É sempre uma ilusão julgar-se convertido uma vez por todas. Não, nós não passamos nunca de pecadores, mas pecadores perdoados, pecadores-em-perdão, pecadores-em-conversão. Neste mundo, não pode haver outra santidade, porque a graça não pode actuar de outra maneira, Converter-se é sempre recomeçar essa mudança interior pela qual a nossa pobreza humana – o que Paulo chama a carne – se volta para a graça de Deus. Da lei da letra, passa à lei do Espírito e da liberdade; da ira à graça. Esta mudança nunca está terminada, está sempre a começar.

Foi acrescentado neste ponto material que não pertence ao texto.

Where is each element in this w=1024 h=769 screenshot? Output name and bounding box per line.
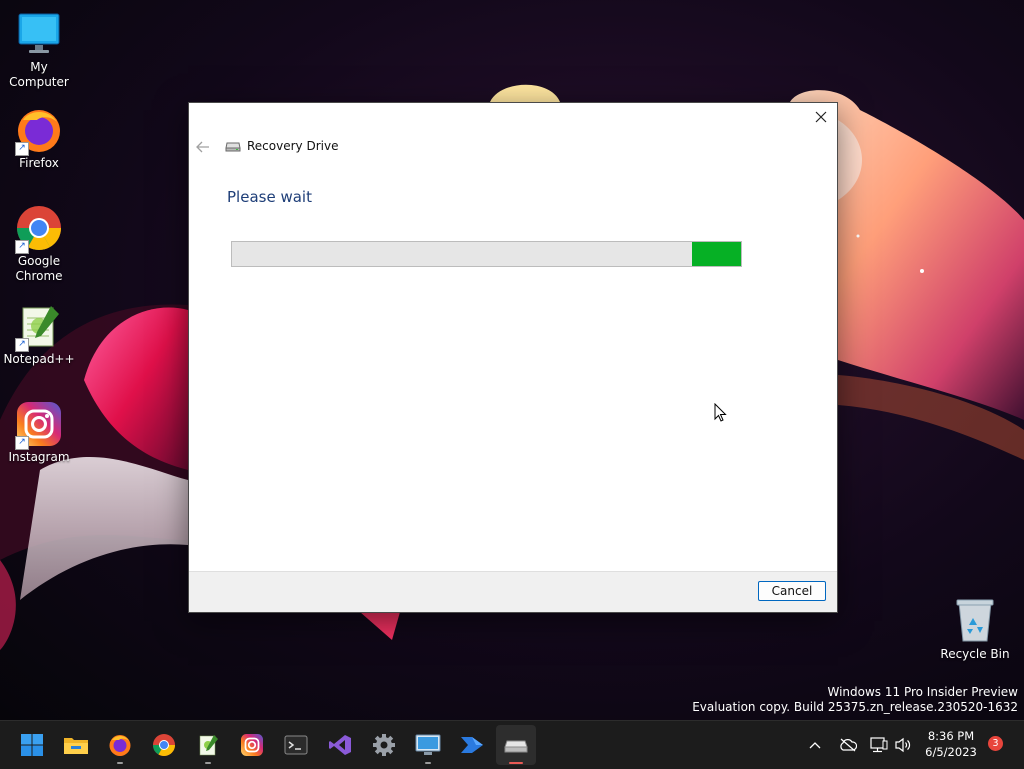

Antão, o Grande, Patriarca e Pai de todos os monges, dizia-o de uma maneira lapidar: «Todas as manhãs digo a mim mesmo: hoje começo». E Abba Poimen, o segundo entre os Padres do deserto, o mais ilustre depois de Antão, a quem felicitavam, no leito de morte, de ter vivido uma vida feliz e virtuosa, e de poder confiadamente apresentar-se perante Deus, respondeu: «Tenho ainda de começar, apenas comecei a converter-me». E chorava com pena.

De facto, a conversão é sempre uma coisa que leva tempo. O homem precisa de tempo, e Deus também quer precisar de tempo connosco. Partiríamos de uma imagem de homem absolutamente errada se pensássemos que as coisas importantes da vida humana podem realizar-se imediatamente e de uma vez para sempre. O homem está feito de tal maneira que precisa de tempo para crescer, amadurecer e pôr em acção todas as suas capacidades. Deus sabe-o melhor do que nós. E, por isso, espera, não desiste. É indulgente, longânime. Espera-nos como um pescador paciente, como escrevia um poeta. To chrêston tou Theou eis metanoian se agei (Rm 2, 4), escreve Paulo: «A bondade de Deus convida-te à conversão». Não a ira, mas antes to chrêston, o seu afecto, bondade, paciência.

No prólogo da sua Regra, S. Bento comenta-o de modo impressionante: Deus vai todos os dias à procura do seu operário, diz ele, e o tempo que nos dá é ad inducias, uma trégua, um dom, um tempo de graça que nos é concedido gratuitamente. Um tempo de que podemos servir-nos para encontrar Deus uma vez mais, e encontrá-l’O sempre mais na sua admirável misericórdia. Não é senão mais tarde, após a morte, que vamos poder viver fora do tempo e para sempre. Hoje, o tempo é-nos dado para conhecer a Deus cada vez melhor.
É sempre tempo de conversão e de graça, dom da sua misericórdia.